What to watch for in the weeks ahead

  • The immediate weeks ahead will feature continued public input activities, including the in-person hearing on August 1, 2026, and the online comment portal through August 14, 2026. Journalists and observers will be watching for any refinements to district boundaries, housing allocations, and infrastructure plans that arise from community feedback. Media coverage is likely to highlight the balance between the stadium’s operational needs and the neighborhood’s daily life, as well as the plan’s potential to set a precedent for how DC negotiates and coordinates major public-private redevelopment projects. As the public process unfolds, local business communities, housing advocates, transit advocates, and neighboring residents will each have an explicit stake in how the plan evolves and which components are prioritized in the final master plan. (mayor.dc.gov)

Closing

The RFK Campus Master Plan arrives as a carefully calibrated effort to redefine a key district asset. With the draft plan now public, the city’s focus is on translating a bold, long-range vision into a tangible, benefits-forward program that can attract private investment while delivering affordable housing, accessible waterfronts, and a vibrant urban experience for residents and visitors alike. The DC Administration has emphasized that the plan’s success rests on rigorous public participation, disciplined governance, and coordinated execution across agencies and partners.
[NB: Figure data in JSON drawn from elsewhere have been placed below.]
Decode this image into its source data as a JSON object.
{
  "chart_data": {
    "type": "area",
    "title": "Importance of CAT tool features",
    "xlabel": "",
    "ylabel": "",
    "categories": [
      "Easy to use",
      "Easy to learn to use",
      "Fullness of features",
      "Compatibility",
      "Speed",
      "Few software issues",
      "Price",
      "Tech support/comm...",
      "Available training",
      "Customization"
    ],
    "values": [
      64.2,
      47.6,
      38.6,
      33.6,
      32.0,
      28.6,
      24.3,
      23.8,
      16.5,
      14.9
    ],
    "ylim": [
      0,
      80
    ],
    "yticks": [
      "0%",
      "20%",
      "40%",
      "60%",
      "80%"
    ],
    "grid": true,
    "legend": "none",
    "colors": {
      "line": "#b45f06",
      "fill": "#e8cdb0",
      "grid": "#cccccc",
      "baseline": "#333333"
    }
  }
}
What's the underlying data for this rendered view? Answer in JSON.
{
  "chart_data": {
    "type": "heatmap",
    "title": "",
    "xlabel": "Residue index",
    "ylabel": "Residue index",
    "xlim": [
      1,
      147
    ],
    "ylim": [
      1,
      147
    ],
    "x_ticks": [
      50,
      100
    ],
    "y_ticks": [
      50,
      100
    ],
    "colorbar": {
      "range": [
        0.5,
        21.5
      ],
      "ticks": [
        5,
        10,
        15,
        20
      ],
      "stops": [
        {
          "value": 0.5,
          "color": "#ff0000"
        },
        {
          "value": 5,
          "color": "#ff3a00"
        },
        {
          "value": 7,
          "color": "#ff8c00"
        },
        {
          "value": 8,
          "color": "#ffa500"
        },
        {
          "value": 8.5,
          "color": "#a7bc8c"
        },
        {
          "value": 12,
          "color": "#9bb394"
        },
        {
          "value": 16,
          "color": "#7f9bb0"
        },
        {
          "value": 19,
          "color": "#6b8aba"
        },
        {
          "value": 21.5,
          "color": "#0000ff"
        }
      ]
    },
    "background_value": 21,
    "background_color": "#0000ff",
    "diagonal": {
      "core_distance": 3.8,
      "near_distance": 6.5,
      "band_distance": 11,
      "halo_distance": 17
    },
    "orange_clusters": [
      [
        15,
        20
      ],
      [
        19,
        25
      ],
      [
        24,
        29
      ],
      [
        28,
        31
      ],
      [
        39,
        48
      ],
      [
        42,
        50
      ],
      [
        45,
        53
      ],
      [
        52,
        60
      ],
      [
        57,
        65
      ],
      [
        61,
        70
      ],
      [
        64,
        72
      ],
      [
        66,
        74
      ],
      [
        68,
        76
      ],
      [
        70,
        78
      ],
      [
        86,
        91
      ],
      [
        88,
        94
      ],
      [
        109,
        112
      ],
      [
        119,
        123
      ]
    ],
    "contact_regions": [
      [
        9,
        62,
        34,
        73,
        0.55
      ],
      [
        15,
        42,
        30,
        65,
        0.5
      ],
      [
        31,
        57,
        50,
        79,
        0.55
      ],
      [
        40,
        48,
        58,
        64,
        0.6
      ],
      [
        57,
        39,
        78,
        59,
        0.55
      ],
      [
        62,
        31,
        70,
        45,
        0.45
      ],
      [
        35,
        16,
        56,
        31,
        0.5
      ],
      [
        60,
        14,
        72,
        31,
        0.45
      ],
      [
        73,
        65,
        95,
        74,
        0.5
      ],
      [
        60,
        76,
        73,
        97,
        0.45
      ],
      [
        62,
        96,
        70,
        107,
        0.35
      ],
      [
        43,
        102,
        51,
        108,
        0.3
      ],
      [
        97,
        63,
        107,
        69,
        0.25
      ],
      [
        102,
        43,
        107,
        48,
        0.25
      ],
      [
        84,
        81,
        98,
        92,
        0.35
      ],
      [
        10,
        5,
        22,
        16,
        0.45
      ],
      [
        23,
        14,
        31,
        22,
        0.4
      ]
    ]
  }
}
As DC moves toward finalizing the master plan, readers should monitor OurRFK.dc.gov and local outlets for updates on hearings, comment periods, and new details as the plan matures into binding policy and implementation steps.

Closing

The RFK Campus Master Plan represents more than a real estate project; it is a test case in how a modern city can align sports, housing, transit, and public space into a cohesive urban narrative. For District residents and businesses, the questions are clear: Will the plan deliver the promised housing for a range of households? Can transit and pedestrian networks handle increased activity without sacrificing neighborhood character? Will the public investment translate into durable economic growth and sustainable community amenities? The coming weeks and months will begin to answer these questions as DC gathers input, refines its master plan, and advances toward a future in which the RFK Campus serves as a multi-use hub that anchors east-DC’s evolution.

Note: The plan’s numbers, timelines, and event dates are based on the June 30, 2026 draft release and associated public engagement materials published by the DC Office of Planning, Mayor Bowser’s office, and reporting from neutral outlets covering the master plan’s rollout. As with any large-scale city project, the figures are subject to revision as the process proceeds and formal approvals are sought.